QiskitErrornum_qubits parameter used when params is not an integer

When a Statevector argument is passed the state is prepared using a recursive initialization algorithm, including optimizations, from [1], as well as some additional optimizations including removing zero rotations and double cnots.

References: [1] Shende, Bullock, Markov. Synthesis of Quantum Logic Circuits (2004) [https://arxiv.org/abs/quant-ph/0406176v5]

Attributes

base_class

Get the base class of this instruction. This is guaranteed to be in the inheritance tree of self.

The “base class” of an instruction is the lowest class in its inheritance tree that the object should be considered entirely compatible with for _all_ circuit applications. This typically means that the subclass is defined purely to offer some sort of programmer convenience over the base class, and the base class is the “true” class for a behavioural perspective. In particular, you should not override base_class if you are defining a custom version of an instruction that will be implemented differently by hardware, such as an alternative measurement strategy, or a version of a parametrised gate with a particular set of parameters for the purposes of distinguishing it in a Target from the full parametrised gate.

This is often exactly equivalent to type(obj), except in the case of singleton instances of standard-library instructions. These singleton instances are special subclasses of their base class, and this property will return that base. For example:

>>> isinstance(XGate(), XGate)
True
>>> type(XGate()) is XGate
False
>>> XGate().base_class is XGate
True

In general, you should not rely on the precise class of an instruction; within a given circuit, it is expected that Instruction.name should be a more suitable discriminator in most situations.

condition

The classical condition on the instruction.

condition_bits

Get Clbits in condition.

decompositions

Get the decompositions of the instruction from the SessionEquivalenceLibrary.

definition

Return definition in terms of other basic gates.

duration

Get the duration.

label

Return instruction label

mutable

Is this instance is a mutable unique instance or not.

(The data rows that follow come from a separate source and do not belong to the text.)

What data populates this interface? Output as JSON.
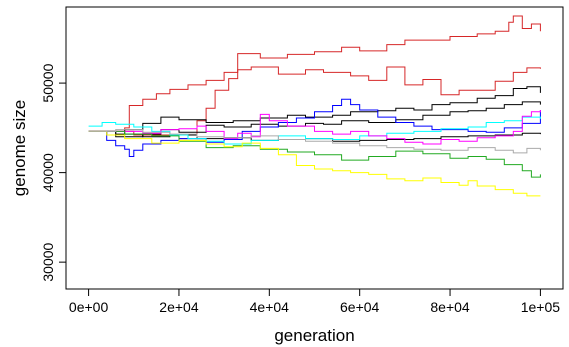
{
  "chart_data": {
    "type": "line",
    "title": "",
    "xlabel": "generation",
    "ylabel": "genome size",
    "xlim": [
      -5000,
      105000
    ],
    "ylim": [
      27000,
      58500
    ],
    "xticks": [
      0,
      20000,
      40000,
      60000,
      80000,
      100000
    ],
    "xtick_labels": [
      "0e+00",
      "2e+04",
      "4e+04",
      "6e+04",
      "8e+04",
      "1e+05"
    ],
    "yticks": [
      30000,
      40000,
      50000
    ],
    "ytick_labels": [
      "30000",
      "40000",
      "50000"
    ],
    "grid": false,
    "legend": "none",
    "series": [
      {
        "color": "#d62728",
        "points": [
          [
            0,
            44600
          ],
          [
            8000,
            45000
          ],
          [
            9000,
            47500
          ],
          [
            12000,
            48200
          ],
          [
            15000,
            48800
          ],
          [
            18000,
            49300
          ],
          [
            22000,
            49800
          ],
          [
            26000,
            50300
          ],
          [
            30000,
            51200
          ],
          [
            33000,
            53300
          ],
          [
            38000,
            52800
          ],
          [
            44000,
            53200
          ],
          [
            50000,
            53500
          ],
          [
            56000,
            54000
          ],
          [
            60000,
            53600
          ],
          [
            66000,
            54300
          ],
          [
            70000,
            54800
          ],
          [
            76000,
            54800
          ],
          [
            80000,
            55200
          ],
          [
            86000,
            55500
          ],
          [
            90000,
            55800
          ],
          [
            93000,
            56800
          ],
          [
            94000,
            57500
          ],
          [
            96000,
            56100
          ],
          [
            98000,
            56600
          ],
          [
            100000,
            55800
          ]
        ]
      },
      {
        "color": "#d62728",
        "points": [
          [
            0,
            44600
          ],
          [
            10000,
            44200
          ],
          [
            20000,
            43800
          ],
          [
            24000,
            45800
          ],
          [
            26000,
            47200
          ],
          [
            28000,
            49200
          ],
          [
            31000,
            50500
          ],
          [
            33000,
            51500
          ],
          [
            36000,
            51800
          ],
          [
            42000,
            51000
          ],
          [
            48000,
            51500
          ],
          [
            52000,
            51200
          ],
          [
            58000,
            50800
          ],
          [
            62000,
            50300
          ],
          [
            66000,
            51800
          ],
          [
            70000,
            49800
          ],
          [
            74000,
            50400
          ],
          [
            78000,
            48700
          ],
          [
            82000,
            49200
          ],
          [
            86000,
            49200
          ],
          [
            90000,
            50200
          ],
          [
            94000,
            51200
          ],
          [
            97000,
            51700
          ],
          [
            100000,
            51600
          ]
        ]
      },
      {
        "color": "#000000",
        "points": [
          [
            0,
            44600
          ],
          [
            4000,
            44200
          ],
          [
            8000,
            44800
          ],
          [
            12000,
            45500
          ],
          [
            16000,
            46200
          ],
          [
            20000,
            45900
          ],
          [
            26000,
            45600
          ],
          [
            32000,
            45800
          ],
          [
            38000,
            46100
          ],
          [
            44000,
            46400
          ],
          [
            48000,
            46200
          ],
          [
            54000,
            46400
          ],
          [
            58000,
            46800
          ],
          [
            64000,
            46900
          ],
          [
            68000,
            47200
          ],
          [
            72000,
            47000
          ],
          [
            76000,
            47600
          ],
          [
            80000,
            47800
          ],
          [
            86000,
            48300
          ],
          [
            90000,
            48600
          ],
          [
            94000,
            49400
          ],
          [
            97000,
            49600
          ],
          [
            100000,
            48900
          ]
        ]
      },
      {
        "color": "#000000",
        "points": [
          [
            0,
            44600
          ],
          [
            6000,
            44000
          ],
          [
            12000,
            44300
          ],
          [
            16000,
            44800
          ],
          [
            20000,
            44500
          ],
          [
            26000,
            45300
          ],
          [
            30000,
            45100
          ],
          [
            36000,
            45400
          ],
          [
            42000,
            45200
          ],
          [
            48000,
            45500
          ],
          [
            52000,
            45400
          ],
          [
            56000,
            45800
          ],
          [
            62000,
            45600
          ],
          [
            68000,
            45900
          ],
          [
            74000,
            46400
          ],
          [
            80000,
            46800
          ],
          [
            84000,
            46900
          ],
          [
            88000,
            47200
          ],
          [
            92000,
            47600
          ],
          [
            96000,
            47900
          ],
          [
            100000,
            47600
          ]
        ]
      },
      {
        "color": "#000000",
        "points": [
          [
            0,
            44600
          ],
          [
            6000,
            44300
          ],
          [
            12000,
            44000
          ],
          [
            18000,
            44200
          ],
          [
            24000,
            43800
          ],
          [
            30000,
            43900
          ],
          [
            36000,
            43600
          ],
          [
            42000,
            43700
          ],
          [
            48000,
            43800
          ],
          [
            54000,
            43500
          ],
          [
            60000,
            43600
          ],
          [
            66000,
            43700
          ],
          [
            72000,
            43800
          ],
          [
            78000,
            44000
          ],
          [
            84000,
            44100
          ],
          [
            90000,
            44200
          ],
          [
            96000,
            44400
          ],
          [
            100000,
            44300
          ]
        ]
      },
      {
        "color": "#0000ff",
        "points": [
          [
            0,
            44600
          ],
          [
            4000,
            43600
          ],
          [
            6000,
            43000
          ],
          [
            8000,
            42600
          ],
          [
            9000,
            41800
          ],
          [
            10000,
            42500
          ],
          [
            12000,
            43200
          ],
          [
            16000,
            43600
          ],
          [
            20000,
            43800
          ],
          [
            26000,
            43400
          ],
          [
            30000,
            43700
          ],
          [
            34000,
            44600
          ],
          [
            38000,
            45100
          ],
          [
            42000,
            45600
          ],
          [
            46000,
            46100
          ],
          [
            50000,
            46800
          ],
          [
            54000,
            47500
          ],
          [
            56000,
            48200
          ],
          [
            58000,
            47600
          ],
          [
            60000,
            47000
          ],
          [
            64000,
            46200
          ],
          [
            68000,
            45600
          ],
          [
            72000,
            45200
          ],
          [
            76000,
            44800
          ],
          [
            80000,
            44800
          ],
          [
            84000,
            44600
          ],
          [
            88000,
            44500
          ],
          [
            92000,
            45000
          ],
          [
            96000,
            45500
          ],
          [
            100000,
            47000
          ]
        ]
      },
      {
        "color": "#00ffff",
        "points": [
          [
            0,
            45200
          ],
          [
            3000,
            45600
          ],
          [
            6000,
            45400
          ],
          [
            10000,
            45100
          ],
          [
            14000,
            44600
          ],
          [
            18000,
            44200
          ],
          [
            22000,
            43800
          ],
          [
            26000,
            43500
          ],
          [
            30000,
            43200
          ],
          [
            36000,
            43600
          ],
          [
            42000,
            44100
          ],
          [
            48000,
            43800
          ],
          [
            54000,
            43700
          ],
          [
            60000,
            44100
          ],
          [
            66000,
            44400
          ],
          [
            72000,
            44600
          ],
          [
            78000,
            44900
          ],
          [
            84000,
            45100
          ],
          [
            88000,
            45600
          ],
          [
            92000,
            45800
          ],
          [
            96000,
            46200
          ],
          [
            100000,
            46000
          ]
        ]
      },
      {
        "color": "#ff00ff",
        "points": [
          [
            0,
            44600
          ],
          [
            6000,
            44600
          ],
          [
            12000,
            44400
          ],
          [
            16000,
            44800
          ],
          [
            20000,
            44900
          ],
          [
            24000,
            45200
          ],
          [
            26000,
            44600
          ],
          [
            30000,
            43800
          ],
          [
            33000,
            44400
          ],
          [
            36000,
            44000
          ],
          [
            38000,
            46500
          ],
          [
            40000,
            45800
          ],
          [
            44000,
            45200
          ],
          [
            50000,
            44600
          ],
          [
            54000,
            44300
          ],
          [
            58000,
            44600
          ],
          [
            62000,
            44100
          ],
          [
            66000,
            43800
          ],
          [
            70000,
            43400
          ],
          [
            74000,
            43200
          ],
          [
            78000,
            43700
          ],
          [
            82000,
            43500
          ],
          [
            86000,
            43900
          ],
          [
            90000,
            44100
          ],
          [
            94000,
            44600
          ],
          [
            96000,
            46300
          ],
          [
            98000,
            46800
          ],
          [
            100000,
            47000
          ]
        ]
      },
      {
        "color": "#22aa22",
        "points": [
          [
            0,
            44600
          ],
          [
            8000,
            44300
          ],
          [
            14000,
            44100
          ],
          [
            20000,
            43500
          ],
          [
            26000,
            42800
          ],
          [
            32000,
            43000
          ],
          [
            38000,
            42600
          ],
          [
            44000,
            42300
          ],
          [
            50000,
            42000
          ],
          [
            56000,
            41400
          ],
          [
            62000,
            41800
          ],
          [
            68000,
            42400
          ],
          [
            74000,
            42100
          ],
          [
            80000,
            41600
          ],
          [
            84000,
            41800
          ],
          [
            88000,
            41500
          ],
          [
            92000,
            40900
          ],
          [
            96000,
            40200
          ],
          [
            98000,
            39500
          ],
          [
            100000,
            39800
          ]
        ]
      },
      {
        "color": "#ffff00",
        "points": [
          [
            0,
            44600
          ],
          [
            4000,
            44200
          ],
          [
            8000,
            43800
          ],
          [
            14000,
            43300
          ],
          [
            20000,
            43600
          ],
          [
            26000,
            43200
          ],
          [
            30000,
            42900
          ],
          [
            34000,
            43300
          ],
          [
            38000,
            42700
          ],
          [
            42000,
            42000
          ],
          [
            46000,
            40800
          ],
          [
            50000,
            40400
          ],
          [
            54000,
            40200
          ],
          [
            58000,
            40000
          ],
          [
            62000,
            39800
          ],
          [
            66000,
            39300
          ],
          [
            70000,
            39100
          ],
          [
            74000,
            39400
          ],
          [
            78000,
            38900
          ],
          [
            82000,
            38600
          ],
          [
            84000,
            39100
          ],
          [
            86000,
            38500
          ],
          [
            90000,
            38100
          ],
          [
            94000,
            37700
          ],
          [
            97000,
            37400
          ],
          [
            100000,
            37400
          ]
        ]
      },
      {
        "color": "#aaaaaa",
        "points": [
          [
            0,
            44600
          ],
          [
            6000,
            44800
          ],
          [
            12000,
            44500
          ],
          [
            18000,
            44300
          ],
          [
            24000,
            44000
          ],
          [
            30000,
            43900
          ],
          [
            36000,
            44100
          ],
          [
            42000,
            43700
          ],
          [
            48000,
            43500
          ],
          [
            54000,
            43300
          ],
          [
            60000,
            43000
          ],
          [
            66000,
            42800
          ],
          [
            72000,
            42600
          ],
          [
            78000,
            42500
          ],
          [
            84000,
            42800
          ],
          [
            90000,
            42500
          ],
          [
            94000,
            42200
          ],
          [
            97000,
            42700
          ],
          [
            100000,
            42500
          ]
        ]
      }
    ]
  }
}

If this attribute is False the gate instance is a shared singleton and is not mutable.

name

Return the name.

num_clbits

Return the number of clbits.

num_qubits

Return the number of qubits.

params

return instruction params.

unit

Get the time unit of duration.

Methods

broadcast_arguments(qargs, cargs)[source]

Validation and handling of the arguments and its relationship.

For example, cx([q[0],q[1]], q[2]) means cx(q[0], q[2]); cx(q[1], q[2]). This method yields the arguments in the right grouping. In the given example:

in: [[q[0],q[1]], q[2]],[]
outs: [q[0], q[2]], []
      [q[1], q[2]], []

The general broadcasting rules are:

  • If len(qargs) == 1:

    [q[0], q[1]] -> [q[0]],[q[1]]

  • If len(qargs) == 2:

    [[q[0], q[1]], [r[0], r[1]]] -> [q[0], r[0]], [q[1], r[1]]
[[q[0]], [r[0], r[1]]]       -> [q[0], r[0]], [q[0], r[1]]
[[q[0], q[1]], [r[0]]]       -> [q[0], r[0]], [q[1], r[0]]

  • If len(qargs) >= 3:

    [q[0], q[1]], [r[0], r[1]],  ...] -> [q[0], r[0], ...], [q[1], r[1], ...]
Parameters:

  • qargs – List of quantum bit arguments.

  • cargs – List of classical bit arguments.

Returns:

A tuple with single arguments.

Raises:

CircuitError – If the input is not valid. For example, the number of arguments does not match the gate expectation.

inverse()[source]

Return inverted StatePreparation

validate_parameter(parameter)[source]

StatePreparation instruction parameter can be str, int, float, and complex.